The main reference material for this module is on this website (https://nus-cs2103-ay1819s1.github.io/cs2103-website/index.html). There are two parts to this module — the lectures (which closely follow the reference website) and the group project.
For most students, the group project takes up the bulk of time spent on this module. Students were required to either enhance an existing address book application (https://github.com/nus-cs2103-AY1819S1/addressbook-level4) or morph (i.e. convert) it for a different use case. The “morph” route is considered the high-risk-high-reward option, because a failure to complete morphing the product is likely to result in an unusable application. The address book application is written in Java, and students will only be graded on the Java code that they have written. This project is graded on a number of aspects, including: product testing by peers and tutors, review of code and coding style, difficulty of your contributions (listed in your project portfolio page), and quality of documentation.
The project group must consist of students from the same tutorial group; when I took the module, each group was required to contain at least one male, one female, one Singaporean, and one non-Singaporean student. I recommend that you find a group of 3-5 people whom you are comfortable working with before the semester starts, and ballot for the same tutorial group. This helps to alleviate much of the uncertainty with group work. Despite what CS2101 tutors might suggest regarding group formation, having more groupmates who are experienced in writing medium-scale software is beneficial to the amount of polish you can give to the product (which results in better project grades).
The lectures are about programming practices and design patterns (with a focus on OOP in Java), as well as working in a software development team. They are geared towards working with medium- to large-scale software projects, and those intending to work in software engineering in the future.
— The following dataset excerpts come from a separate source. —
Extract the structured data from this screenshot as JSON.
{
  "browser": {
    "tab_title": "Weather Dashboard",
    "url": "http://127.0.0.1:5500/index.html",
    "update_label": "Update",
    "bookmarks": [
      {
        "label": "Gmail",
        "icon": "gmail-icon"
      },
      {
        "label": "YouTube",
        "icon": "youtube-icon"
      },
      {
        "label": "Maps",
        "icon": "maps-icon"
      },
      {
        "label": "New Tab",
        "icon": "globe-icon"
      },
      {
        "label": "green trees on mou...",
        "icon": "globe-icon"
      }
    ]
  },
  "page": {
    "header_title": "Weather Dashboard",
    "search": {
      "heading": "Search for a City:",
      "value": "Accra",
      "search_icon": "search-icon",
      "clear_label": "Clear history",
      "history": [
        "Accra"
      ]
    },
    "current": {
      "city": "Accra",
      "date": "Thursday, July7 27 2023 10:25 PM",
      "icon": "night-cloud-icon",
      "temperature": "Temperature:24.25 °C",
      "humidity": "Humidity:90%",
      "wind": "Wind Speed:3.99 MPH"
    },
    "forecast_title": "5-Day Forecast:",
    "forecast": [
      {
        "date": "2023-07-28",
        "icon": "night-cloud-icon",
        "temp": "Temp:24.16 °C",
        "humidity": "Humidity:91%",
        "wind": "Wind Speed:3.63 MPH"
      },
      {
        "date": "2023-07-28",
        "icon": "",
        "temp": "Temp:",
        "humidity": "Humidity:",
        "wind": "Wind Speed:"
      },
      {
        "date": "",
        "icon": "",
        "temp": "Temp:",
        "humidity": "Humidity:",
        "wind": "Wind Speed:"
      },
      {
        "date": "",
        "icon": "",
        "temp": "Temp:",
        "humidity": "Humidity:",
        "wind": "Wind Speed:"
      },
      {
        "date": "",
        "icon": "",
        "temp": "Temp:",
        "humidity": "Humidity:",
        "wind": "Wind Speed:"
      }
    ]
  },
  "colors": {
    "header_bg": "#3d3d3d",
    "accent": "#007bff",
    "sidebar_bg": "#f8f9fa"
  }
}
The content for the final exam comes from the lectures and reference materials. Being sufficiently acquainted with the main reference material (the CS2103/T website) will allow you to do well for finals.
There are no midterms. Finals are closed-book (with help sheet). The finals come in two parts — the first part is 100 True/False questions to be answered within an hour, and the second part is four open-ended questions to be answered within another hour.